Miami Man Wins National Memory Competition

Nelson Dellis becomes two-time winner.

A Miami man who climbs mountains to call attention to Alzheimer's disease has won a national memory competition held in New York City.

It's the second year in a row that 28-year-old Nelson Dellis of Miami has won the USA Memory Championship.

He also broke a record for memorizing 303 random numbers in five minutes, besting the previous record of 248 numbers in five minutes. He set that record last year.

Dellis graduated from the University of Miami and once told NBCMiami he practices every day.

He can memorize a list of 80 random words in 5 minutes and a deck of cards, in order, in 45 seconds, and once returned to the UM campus to teach current UM students his tricks.

Dellis' method involves association.

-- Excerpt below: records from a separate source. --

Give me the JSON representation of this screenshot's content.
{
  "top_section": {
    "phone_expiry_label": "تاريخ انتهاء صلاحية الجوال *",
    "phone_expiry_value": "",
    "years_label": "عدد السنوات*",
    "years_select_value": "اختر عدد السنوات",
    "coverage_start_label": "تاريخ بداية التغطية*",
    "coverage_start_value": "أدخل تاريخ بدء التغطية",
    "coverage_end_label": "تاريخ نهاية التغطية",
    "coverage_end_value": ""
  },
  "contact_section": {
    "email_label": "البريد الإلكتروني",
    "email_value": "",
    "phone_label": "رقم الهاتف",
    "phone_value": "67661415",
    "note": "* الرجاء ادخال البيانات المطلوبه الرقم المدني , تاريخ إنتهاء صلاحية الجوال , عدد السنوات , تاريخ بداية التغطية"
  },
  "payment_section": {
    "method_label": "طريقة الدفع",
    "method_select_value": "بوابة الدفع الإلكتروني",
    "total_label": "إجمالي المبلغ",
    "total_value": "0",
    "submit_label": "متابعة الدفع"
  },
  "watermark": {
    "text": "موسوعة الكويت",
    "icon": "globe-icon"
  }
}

For numbers, he designates different people, places or things with each pair of digits. For instance, the sequence 244231 looks like 6 numbers to you and me. But for Dellis, those numbers represent the phrase "Kobe Bryant smoking a banjo."

About 50 people competed in Saturday's challenge of mental skill.

Among the challenges, competitors had to recall 99 names and faces, a 50-line unpublished poem and 200 random words.

The competition, now in its 15th year, was founded by a former IBM executive to promote the capabilities of the human brain.